Finland is a lot like Scotland. Both are on the cold, northern fringes of Europe. Both have populations of around 5 million, concentrated in a narrow belt in the south and set against expanses of wilderness.
The histories of both countries are defined by often fractious relationships with their larger neighbours (although Finland will next year celebrate 100 years of independence). And both store quite a bit of pride in their country’s education system.
But for all we might talk up schooling as an intrinsic part of our national story, going back to John Knox’s 16th-century drive for a school in every parish, we don’t love our education system like the Finns love theirs.
Finland is a country with an often-troubled history. Part of Sweden for nearly 700 years, before a century of rule by the Russian Empire, independence in 1917 led to a civil war. In 1939-40, after invasion by the Soviet Union, up to 168,000 died in the Winter War. Later, the Cold War-chilled Finland – which has an 833-mile border with Russia – more than most countries.
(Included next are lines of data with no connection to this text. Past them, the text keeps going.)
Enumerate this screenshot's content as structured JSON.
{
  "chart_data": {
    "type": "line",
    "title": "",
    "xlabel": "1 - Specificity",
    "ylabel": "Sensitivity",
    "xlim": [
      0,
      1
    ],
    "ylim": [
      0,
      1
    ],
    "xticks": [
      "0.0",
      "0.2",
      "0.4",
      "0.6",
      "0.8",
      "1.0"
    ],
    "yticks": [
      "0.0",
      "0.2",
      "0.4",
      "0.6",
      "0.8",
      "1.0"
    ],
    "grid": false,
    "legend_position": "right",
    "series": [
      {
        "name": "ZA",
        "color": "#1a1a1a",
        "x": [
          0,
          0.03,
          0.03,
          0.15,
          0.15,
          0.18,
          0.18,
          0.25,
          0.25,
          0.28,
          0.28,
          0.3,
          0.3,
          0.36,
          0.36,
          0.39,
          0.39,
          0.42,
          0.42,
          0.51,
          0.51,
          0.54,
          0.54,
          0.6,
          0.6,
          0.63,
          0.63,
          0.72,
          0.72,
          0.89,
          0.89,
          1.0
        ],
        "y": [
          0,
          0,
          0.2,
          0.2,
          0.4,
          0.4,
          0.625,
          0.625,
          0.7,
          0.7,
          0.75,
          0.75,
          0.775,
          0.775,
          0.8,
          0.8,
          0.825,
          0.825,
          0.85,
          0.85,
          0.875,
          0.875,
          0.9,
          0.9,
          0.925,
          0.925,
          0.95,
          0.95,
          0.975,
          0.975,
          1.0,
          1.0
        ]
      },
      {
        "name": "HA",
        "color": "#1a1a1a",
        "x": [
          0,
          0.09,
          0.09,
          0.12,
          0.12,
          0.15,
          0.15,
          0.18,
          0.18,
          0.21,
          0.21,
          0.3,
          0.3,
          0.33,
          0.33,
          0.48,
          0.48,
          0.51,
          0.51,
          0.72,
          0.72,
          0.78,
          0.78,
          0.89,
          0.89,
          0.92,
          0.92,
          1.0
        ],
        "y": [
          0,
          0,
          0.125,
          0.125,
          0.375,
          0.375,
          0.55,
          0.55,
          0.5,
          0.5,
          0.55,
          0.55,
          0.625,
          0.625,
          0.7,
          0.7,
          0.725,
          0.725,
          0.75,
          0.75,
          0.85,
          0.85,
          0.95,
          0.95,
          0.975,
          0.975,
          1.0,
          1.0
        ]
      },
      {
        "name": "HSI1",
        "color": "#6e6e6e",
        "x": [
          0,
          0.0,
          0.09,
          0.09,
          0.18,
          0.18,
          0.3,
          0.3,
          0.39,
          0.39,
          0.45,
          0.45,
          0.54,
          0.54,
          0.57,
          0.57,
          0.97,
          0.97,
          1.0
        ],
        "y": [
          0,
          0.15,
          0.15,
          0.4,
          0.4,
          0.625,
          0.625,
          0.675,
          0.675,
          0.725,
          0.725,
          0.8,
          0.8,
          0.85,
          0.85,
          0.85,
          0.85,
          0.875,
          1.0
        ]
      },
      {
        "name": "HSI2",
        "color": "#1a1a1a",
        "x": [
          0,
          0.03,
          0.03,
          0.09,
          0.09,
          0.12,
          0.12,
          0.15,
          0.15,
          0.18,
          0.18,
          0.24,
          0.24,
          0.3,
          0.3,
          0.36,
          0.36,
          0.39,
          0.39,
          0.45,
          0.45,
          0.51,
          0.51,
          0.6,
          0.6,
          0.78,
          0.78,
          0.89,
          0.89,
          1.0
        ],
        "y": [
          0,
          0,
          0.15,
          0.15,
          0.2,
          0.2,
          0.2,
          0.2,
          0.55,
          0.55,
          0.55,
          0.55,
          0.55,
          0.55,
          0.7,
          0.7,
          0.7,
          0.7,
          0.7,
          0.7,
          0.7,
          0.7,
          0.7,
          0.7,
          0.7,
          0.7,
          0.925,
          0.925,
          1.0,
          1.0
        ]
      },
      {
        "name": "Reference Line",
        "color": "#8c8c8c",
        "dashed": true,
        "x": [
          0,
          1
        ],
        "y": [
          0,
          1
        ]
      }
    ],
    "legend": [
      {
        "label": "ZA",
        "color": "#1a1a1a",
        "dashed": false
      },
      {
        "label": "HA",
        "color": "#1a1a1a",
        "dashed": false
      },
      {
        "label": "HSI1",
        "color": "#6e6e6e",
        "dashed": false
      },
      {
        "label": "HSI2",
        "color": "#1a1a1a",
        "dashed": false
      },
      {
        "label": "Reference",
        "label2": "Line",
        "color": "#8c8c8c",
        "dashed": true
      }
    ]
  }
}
Tensions continue: when I visited Finland last month for a series of lectures and visits, Vladimir Putin’s foreign policy was never far from anyone’s thoughts.
While some countries bash teachers, the Finns trust theirs to get on with the job
So, in a 2012 survey of what Finns viewed as the most important events in their history, what came top? None of these tumultuous events even came close: the establishment of comprehensive schools in the 1970s won hands-down, far ahead of any conflict, and miles clear of universal suffrage, accession to the EU, the creation of the welfare state and election of the first female president.
Finns have huge trust in schools and teachers, but this is explained by more than just administrative and pedagogical competence: education is intertwined with Finnish identity. One special adviser to the Finnish government has a go-to presentation on the education system in which he says Finns see it as “their beloved”. There are historical reasons for such affection. The country’s Lutheran tradition – with the message that all are equal before God and all need to learn – has apparently helped to make education and equality defining characteristics of Finnish culture.
But Finns don’t tend to get carried away, and even their well-documented success in the Programme for International Student Assessment has been viewed with healthy scepticism.
Professor Pasi Sahlberg, a Finnish expert on education now advising the Scottish government through its International Council of Education Advisers, stressed that his country’s education system is by no means perfect and, in some important regards, it lags behind Scotland’s.
But whatever the flaws, while some countries routinely bash their teachers, the Finns trust theirs to get on with the job. There is no inspection regime, no obsession with fluctuating exam pass rates – Sahlberg is struck by how many numbers and percentages he sees on Scottish school walls, something he says that he would never find in Finland – and the new curriculum that has just come into place is more fine-tuning than radical departure.
Other countries may profess pride in schools and teachers, but mantras such as “education, education, education” and “no child left behind” often ring hollow with hindsight. The Finns may not quite have the amazing education system they are often credited with – but they really mean it when they say that education matters above all else.